The starting point in therapy is often what feels wrong. No two people suffer in exactly the same way, but most of us have experience with feeling too much, thinking too much, getting stuck, or feeling alone. Our emotions — which evolved to give us such vital information about what we want, what we need, and what we should avoid — can become either overwhelming or blocked. This can leave us in conflict with, or cut off from, ourselves and other people.
We can think and talk forever about what feels wrong (and many of us are familiar with the rabbit holes our thinking can take us to) without anything really changing. In fact, we may end up feeling more and more defined by what is wrong in the process, coming to believe “there is something wrong with me.” It is only by bringing more of the (right) brain and body online that we have access to all of our resources for transformation. Using methods from psychodynamic and AEDP therapy, I help my clients to locate what feels right and to bring about something new and positive, here and now.
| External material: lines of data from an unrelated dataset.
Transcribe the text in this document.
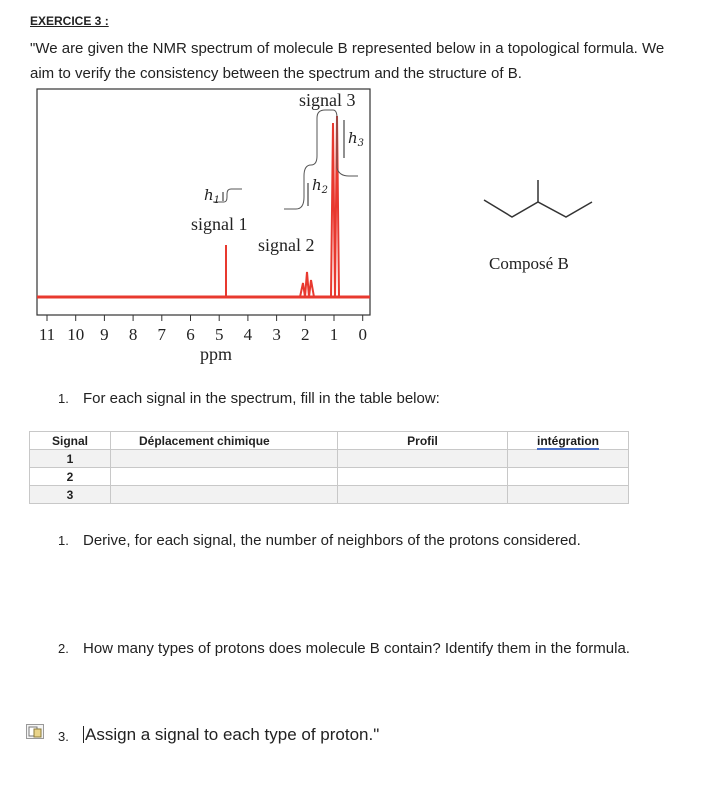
EXERCICE 3 :
"We are given the NMR spectrum of molecule B represented below in a topological formula. We aim to verify the consistency between the spectrum and the structure of B.
$h_1$
$h_2$
$h_3$
signal 1
signal 2
signal 3
11 10 9 8 7 6 5 4 3 2 1 0
ppm
Composé B
1. For each signal in the spectrum, fill in the table below:
Signal	Déplacement chimique	Profil	intégration
1			
2			
3			
1. Derive, for each signal, the number of neighbors of the protons considered.
2. How many types of protons does molecule B contain? Identify them in the formula.
3. Assign a signal to each type of proton."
Einstein said we can’t solve a problem with the same kind of thinking we used when we created it. Attachment research and neuroscience teach us that when we are alone and overwhelmed by difficult feelings and experiences, our ability to learn and grow is compromised, but not lost. The solution involves restoring our interrupted connections to our own bodies and the internal knowing that resides there, as well as to the broader web of others around us and the earth on which we live.